The Horse Race Posted by: Dale Franks
on Wednesday, October 25, 2006
Well, I've been looking over the House and Senate races, and while I'm not yet ready to call it two weeks out, at the moment, its looking like another 50/50 election. Keeping in mind that a lot can happen in two weeks, and realizing that polls are very tricky things, here's how the election is sorting our right now.
Let's start with the House of Representatives. The current situation looks like this:
The Democrats have a solid 196 seats, the Republicans a solid 189. This leaves 50 seats up for grabs. Of those, 14 are leaning Democrat and 21 are leaning Republican. That leaves 15 seats that go into the Tossup category. I've looked at the polling for all of 15 of those seats. Based on that analysis, assuming the current trends hold and that all the leaners fall the way they're leaning, this would be the likely election result:
Note that there is one seat still shown in gray. That would be CT-4, the Chris Shays seat. It's dead even, with no definite trend in the polling. Not that it matters. Even if it goes red, the Republicans still have a minority.
The best scenario for the Republicans to keep their majority ends up like this:
In the Senate, the current election situation make the battle for a majority an uphill battle for the Democrats.
The Democrats have 41 solid seats, compared to 47 solid seats for the Republicans. But the Democrats do have 6 leaners compared to one for the Republicans. Five seats are tossups. Looking at those five seats, though, the likely result is:
The best case scenario for the Democrats, though, still doesn't give them a majority.
For Democrats to win that 51st seat, they'd basically have to run the table on the tossups, including winning both TN and VA. That doesn't strike me as exceptionally likely.
In the meantime, I'm looking ahead to 2008, as well. In preparation for that, I've built a Windows application in .NET to count electoral votes. It's good for hours of fun to anyone using Windows, and who has the .Net Framework v1.1 installed, which should be most Windows users.
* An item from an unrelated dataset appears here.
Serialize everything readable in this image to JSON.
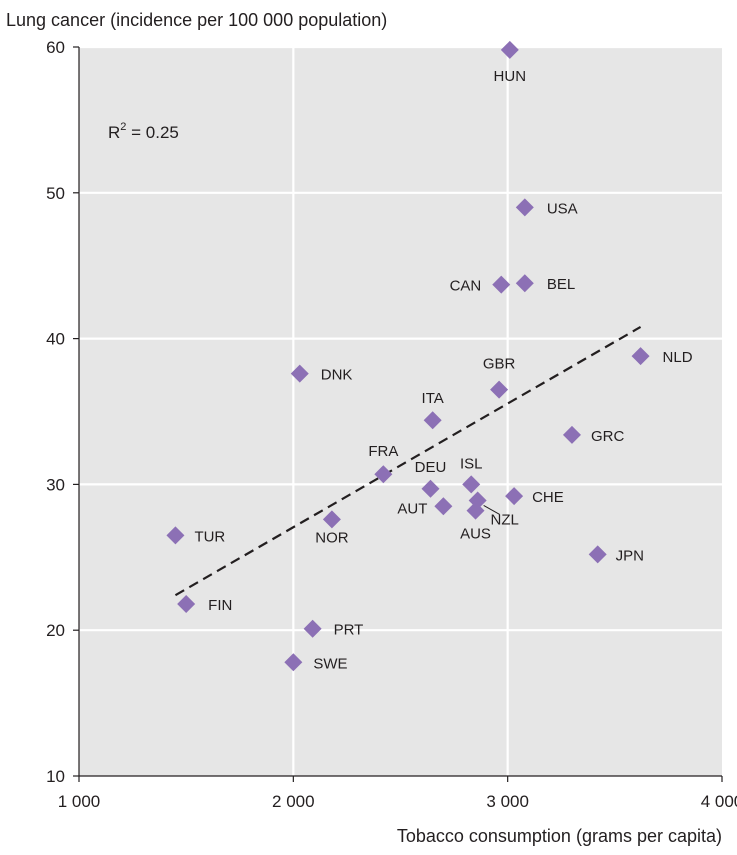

Hey, Dale, if you like, you could make that program an HREF EXE with a link on the main page. No need to even download and extract the zip if the have .NET FX 1.1 or higher. (The app runs in the Code Access Security sandbox in that scenario, which is actually safer for the client machine than downloading a zip file and running an EXE, though most people probably don’t know that.)
The ASP.NET web page can actually have some simple logic to only offer the link if someone has the .NET Framework installed, because the UserAgent string includes that information.
That looks so much like stadium seating...do new congresspersons require help finding their seats? You know, they go to an usher wearing a yellow windbreaker that says "Staff" on the back who directs them to their seat?
And are their peanut vendors in the House and Senate?
*fights the urge to make a joke about peanut vendors within Congress*
Democrats are likely to pick up Ohio, Pennsylvania, Rhode Island, and Montana. Although the GOP has excellent candidates in Maryland and NJ, these seats are still a longshot for the GOP.
That makes the expected tally 49-48 for the Democrats with 3 pure toss-ups, Virginia, Tennessee and Missouri. If this election breaks momentum-wise in favor of the insurgent party, then the Democrats could very easily end up with 52 seats in the Senate. If money and normal patterns prevail in Mo and TN, then the GOP should probably hold on to these seats, ceteris paribus.
However, with new disclosures of additional racist actions by George Allen, the Virginia Senate seat may end up being the surprise upset in the race and could lead to a 50-50 tie in the chamber and jockeying to find moderates in both parties willing to switch.